Global experience of uniform GST
World over in almost 150 countries there is GST or VAT, which means tax on goods and services. Under the GST scheme, no distinction is made between goods and services for levying of tax. In other words, goods and services attract the same rate of tax. The real challenge for implementation of a uniform system of GST arises in countries which have federal structures, only some of them have been able to implement a uniform GST successfully with great benefits for their economy and people. One such example is introduction of GST in Australia in 2000, which is collected by the Australian Tax Office. The revenue is then redistributed to the states and territories via the Commonwealth Grants Commission process. The GST was introduced in New Zealand in 1986, currently levied at 15%. As a consumption tax, the EU VAT taxes the consumption of goods and services in the EU VAT area.

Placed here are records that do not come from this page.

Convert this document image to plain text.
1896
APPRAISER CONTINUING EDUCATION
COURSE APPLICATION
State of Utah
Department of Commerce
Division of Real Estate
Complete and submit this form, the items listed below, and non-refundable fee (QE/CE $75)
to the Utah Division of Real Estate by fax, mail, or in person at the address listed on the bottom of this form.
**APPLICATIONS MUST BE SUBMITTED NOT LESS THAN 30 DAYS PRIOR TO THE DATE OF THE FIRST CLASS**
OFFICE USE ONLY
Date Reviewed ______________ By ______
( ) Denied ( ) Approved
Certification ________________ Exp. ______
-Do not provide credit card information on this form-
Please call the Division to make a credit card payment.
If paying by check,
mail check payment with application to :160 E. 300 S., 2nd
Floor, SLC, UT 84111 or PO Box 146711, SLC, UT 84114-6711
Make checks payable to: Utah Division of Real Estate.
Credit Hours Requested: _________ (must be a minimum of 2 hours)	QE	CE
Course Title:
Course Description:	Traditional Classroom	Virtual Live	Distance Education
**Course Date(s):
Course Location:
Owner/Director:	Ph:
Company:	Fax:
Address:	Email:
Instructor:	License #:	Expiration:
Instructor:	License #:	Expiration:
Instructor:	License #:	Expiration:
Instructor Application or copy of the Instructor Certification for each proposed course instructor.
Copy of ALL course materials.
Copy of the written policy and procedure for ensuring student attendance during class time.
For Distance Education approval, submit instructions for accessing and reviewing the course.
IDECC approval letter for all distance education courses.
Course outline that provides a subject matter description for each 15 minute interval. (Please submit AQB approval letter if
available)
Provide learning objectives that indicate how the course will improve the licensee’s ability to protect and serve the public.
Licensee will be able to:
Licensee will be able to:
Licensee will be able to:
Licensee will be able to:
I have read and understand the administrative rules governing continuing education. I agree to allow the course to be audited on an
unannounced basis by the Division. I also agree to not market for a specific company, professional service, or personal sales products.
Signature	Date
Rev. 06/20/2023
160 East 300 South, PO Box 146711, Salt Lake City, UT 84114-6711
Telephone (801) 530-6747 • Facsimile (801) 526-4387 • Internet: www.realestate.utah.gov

Like India and some other countries following unified system of sales tax on goods and services, there is a dire need for our country to simplify and harmonise our indirect tax system on the same concept of 'one uniform tax' under VAT principle by replacing the multiple indirect taxes on goods and services imposed by different federal and provincial authorities. The implementation of this unified sales tax system will foster a common or seamless Pakistani market and contribute significantly to the growth of the economy. Simple, efficient and uniform GST will also overcome the issues and shortcomings of the existing indirect tax structure while at the same time the benefits of a comprehensive national GST can be best derived with common laws and rules applicable across all Federal and Provincial levels. Although, a uniform GST is no brainer considering the rationale discussed above and its benefits to the economy, it is never easy to implement major reforms especially in a federal structure. It took decades for Indian business and political leaders to achieve necessary consensus, but finally Indian leaders have achieved what was unthinkable few months ago. Obviously it will take time in Pakistan to build consensus for this very critical reform that affects federal and provincial relationships, which is also a sensitive matter. However, given the critical importance of this reform for Pakistan's taxation system and its economy, it is highlight recommended that leaders of our business community and leading professionals should initiate the process of dialogue with federal and provincial governments for achieving this essential reform. I believe that learning from Indian experience, and given sincere and persistent efforts by our businesses and professionals, we can achieve this goal in much shorter time what India has achieved after great difficulty and sustained efforts over a long period of time.